# 3D Printing > 3D Printer Parts, Filament & Materials >  Build Your Own Plastic Shredder For Making Extruder Feedstock

## Brian_Krassenstein

David Watkins says that once he purchased his 3D printer, the ongoing cost of materials made him want to come up with a way to decrease that cost. After studying the efforts in the 3D printing community to produce filament, he was struck by the number of companies and individuals who have designed filament extruders. So Watkins set out to design a cheap and effective way to shred waste plastic or failed prints to feed into an extruder. You can read the whole story here: http://3dprint.com/71770/waste-plastic-shredder/


 	 	Below is a look at the plastic shredder:

----------


## curious aardvark

the extruders I've seen have built in shredders.

----------


## Phonontronics

> David Watkins says that once he purchased his 3D printer, the ongoing cost of materials made him want to come up with a way to decrease that cost. After studying the efforts in the 3D printing community to produce filament, he was struck by the number of companies and individuals who have designed filament extruders. So Watkins set out to design a cheap and effective way to shred waste plastic or failed prints to feed into an extruder.
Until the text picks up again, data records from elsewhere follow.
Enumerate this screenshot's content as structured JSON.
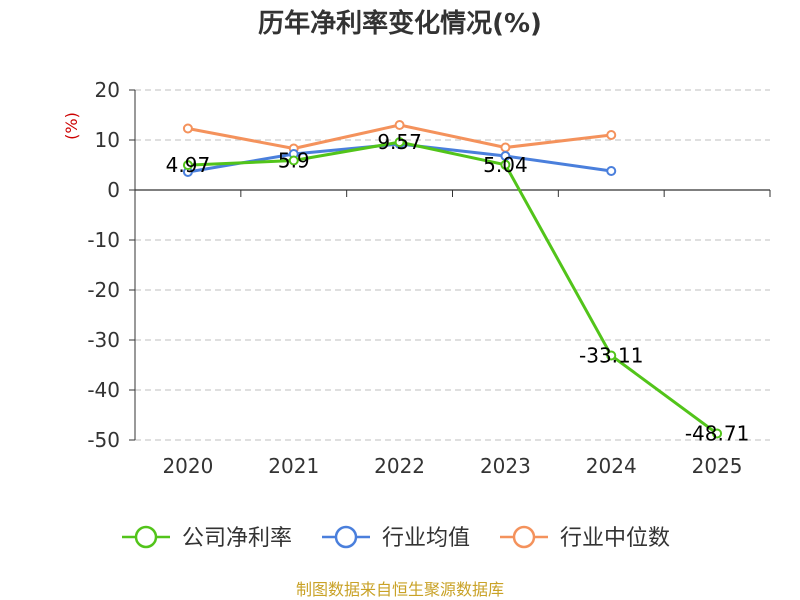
{
  "chart_data": {
    "type": "line",
    "title": "历年净利率变化情况(%)",
    "unit_label": "(%)",
    "categories": [
      "2020",
      "2021",
      "2022",
      "2023",
      "2024",
      "2025"
    ],
    "ylim": [
      -50,
      20
    ],
    "yticks": [
      20,
      10,
      0,
      -10,
      -20,
      -30,
      -40,
      -50
    ],
    "grid": true,
    "legend_position": "bottom",
    "series": [
      {
        "name": "公司净利率",
        "color": "#52c41a",
        "values": [
          4.97,
          5.9,
          9.57,
          5.04,
          -33.11,
          -48.71
        ],
        "labels": [
          "4.97",
          "5.9",
          "9.57",
          "5.04",
          "-33.11",
          "-48.71"
        ]
      },
      {
        "name": "行业均值",
        "color": "#4a7fdc",
        "values": [
          3.6,
          7.2,
          9.2,
          6.8,
          3.8,
          null
        ],
        "labels": []
      },
      {
        "name": "行业中位数",
        "color": "#f4925c",
        "values": [
          12.3,
          8.3,
          13.0,
          8.5,
          11.0,
          null
        ],
        "labels": []
      }
    ],
    "source": "制图数据来自恒生聚源数据库"
  }
}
You can read the whole story here: http://3dprint.com/71770/waste-plastic-shredder/
> 
> 
>           Below is a look at the plastic shredder:


Here's one that is far cheaper to make yourself:
https://www.youtube.com/watch?v=Kv72UHO-0c8

----------


## leonardo.amg3d

Has anyone tried extruding BASF Ultrafuse metal pellets?
I mean the 316L and 17-4 MIM pellets?
Thanks.

----------